Все это — только явно обнаруживаемые неисправности. А кто поручится, что нет легких, невидимых глазу изгибов кругов? Что их оси не сдвинуты с центров? Работать же с инструментом, не будучи уверен в отменной добронадежности показаний, в высшей степени предосудительно для уважающего себя астронома. Поэтому не утешила Михаила благодарность министра, которой удостоился он вскоре «за отличное самоотвержение и труды по спасению зданий и имущества учебного ведомства». Что толку! Все равно теперь негде и нечем проводить астрономические наблюдения. Только несколько лет просуществовала новая обсерватория. А с какою ревностию и удачей начал он здесь свои ученые труды!

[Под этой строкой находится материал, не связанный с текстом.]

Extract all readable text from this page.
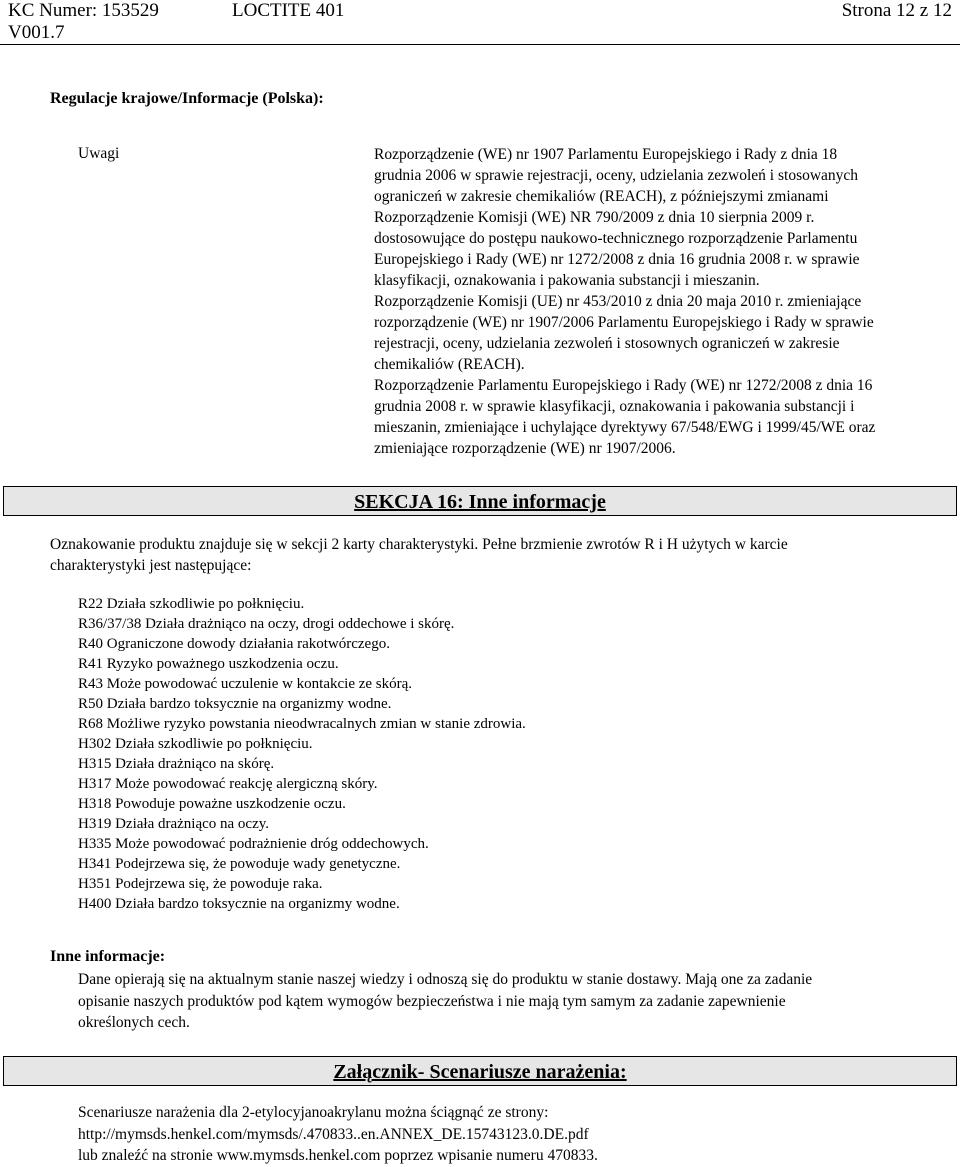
KC Numer: 153529
V001.7
LOCTITE 401	Strona 12 z 12
Regulacje krajowe/Informacje (Polska):
Uwagi	Rozporządzenie (WE) nr 1907 Parlamentu Europejskiego i Rady z dnia 18
grudnia 2006 w sprawie rejestracji, oceny, udzielania zezwoleń i stosowanych
ograniczeń w zakresie chemikaliów (REACH), z późniejszymi zmianami
Rozporządzenie Komisji (WE) NR 790/2009 z dnia 10 sierpnia 2009 r.
dostosowujące do postępu naukowo-technicznego rozporządzenie Parlamentu
Europejskiego i Rady (WE) nr 1272/2008 z dnia 16 grudnia 2008 r. w sprawie
klasyfikacji, oznakowania i pakowania substancji i mieszanin.
Rozporządzenie Komisji (UE) nr 453/2010 z dnia 20 maja 2010 r. zmieniające
rozporządzenie (WE) nr 1907/2006 Parlamentu Europejskiego i Rady w sprawie
rejestracji, oceny, udzielania zezwoleń i stosownych ograniczeń w zakresie
chemikaliów (REACH).
Rozporządzenie Parlamentu Europejskiego i Rady (WE) nr 1272/2008 z dnia 16
grudnia 2008 r. w sprawie klasyfikacji, oznakowania i pakowania substancji i
mieszanin, zmieniające i uchylające dyrektywy 67/548/EWG i 1999/45/WE oraz
zmieniające rozporządzenie (WE) nr 1907/2006.
SEKCJA 16: Inne informacje
Oznakowanie produktu znajduje się w sekcji 2 karty charakterystyki. Pełne brzmienie zwrotów R i H użytych w karcie
charakterystyki jest następujące:
R22 Działa szkodliwie po połknięciu.
R36/37/38 Działa drażniąco na oczy, drogi oddechowe i skórę.
R40 Ograniczone dowody działania rakotwórczego.
R41 Ryzyko poważnego uszkodzenia oczu.
R43 Może powodować uczulenie w kontakcie ze skórą.
R50 Działa bardzo toksycznie na organizmy wodne.
R68 Możliwe ryzyko powstania nieodwracalnych zmian w stanie zdrowia.
H302 Działa szkodliwie po połknięciu.
H315 Działa drażniąco na skórę.
H317 Może powodować reakcję alergiczną skóry.
H318 Powoduje poważne uszkodzenie oczu.
H319 Działa drażniąco na oczy.
H335 Może powodować podrażnienie dróg oddechowych.
H341 Podejrzewa się, że powoduje wady genetyczne.
H351 Podejrzewa się, że powoduje raka.
H400 Działa bardzo toksycznie na organizmy wodne.
Inne informacje:
Dane opierają się na aktualnym stanie naszej wiedzy i odnoszą się do produktu w stanie dostawy. Mają one za zadanie
opisanie naszych produktów pod kątem wymogów bezpieczeństwa i nie mają tym samym za zadanie zapewnienie
określonych cech.
Załącznik- Scenariusze narażenia:
Scenariusze narażenia dla 2-etylocyjanoakrylanu można ściągnąć ze strony:
http://mymsds.henkel.com/mymsds/.470833..en.ANNEX_DE.15743123.0.DE.pdf
lub znaleźć na stronie www.mymsds.henkel.com poprzez wpisanie numeru 470833.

Еще прошедшим летом, за два месяца до пожара, Ляпунов в лестной для себя компании ректора Лобачевского и профессора Кнорра отбыл в Пензу, чтобы провести наблюдения полного солнечного затмения. Михаилу доверили выбрать место наблюдения и установить инструменты. Во время поездки ему удалось короче узнать Николая Ивановича Лобачевского, насколько это возможно по отношению к человеку, поражающему всех необыкновенной мрачностью и самоуглубленностью. Его бесстрастность и несообщительность хоть у кого могли отбить охоту к сближениях. Складом души он разительно отличался от живого и разговорчивого Симонова. Да и внешне они представлялись антиподами: рядом с длинным Лобачевским, в задумчивости мерявшим коридор университетского корпуса ритмичными шагами, Симонов казался изрядно полным и чрезмерно суетливым. Сближала их лишь одинаково сильная у обоих страсть к точным исследованиям. Ляпунов слышал, что, еще будучи студентами, Лобачевский и Симонов под руководством профессора И. А. Литтрова следили за прохождением большой кометы 1811 года. Полагают, то были первые в Казани астрономические работы. Вспомнил ли ректор о своем юношеском опыте, когда пришло время пензенских наблюдений?

Во всяком случае, он заметно оживился, как будто голову его покинули на время безраздельно владевшие ею математические исчисления. Здесь, в Пензе, ректор показался Михаилу куда более доступным и непосредственным.

Прежде Ляпунов робел и терялся перед суровой и неприветливой фигурой ученого, назад тому пятнадцать лет опубликовавшего труд по новой, необычной геометрии. Изданное в Казани сочинение привело в изумление и даже шокировало многих отечественных и зарубежных математиков. Лобачевский так и не добился признания со стороны ученых кругов России. Даже среди казанских профессоров порой невысоко стояла его слава. Таково было негативное влияние великого петербургского математика М. В. Остроградского, не признававшего выдающееся достижение своего соотечественника. Но студенты чутьем угадывали в Лобачевском недюжинный интеллект и, отдавая должное заслугам Остроградского, говорили уважительно: «Остроградский в математике — поэт, Лобачевский — философ».

Уже выполнив намеченную программу, группа казанских наблюдателей задержалась в Пензе, чтобы точно измерить ее географическую широту и долготу. После этой поездки Михаил уже не сомневался, что отмечаемые многими угрюмость и холодность ректора ни в коей мере не свидетельствуют о каком-либо небрежении с его стороны. Ему даже нравилась такая черта поведения, поскольку и сам он был достаточно сух и сдержан в обращении, а противоположные качества человеческой натуры прощал только в любимом учителе — Иване Михайловиче. Правда, при последнем разговоре Симонов выглядел непривычно строгим и задумчивым.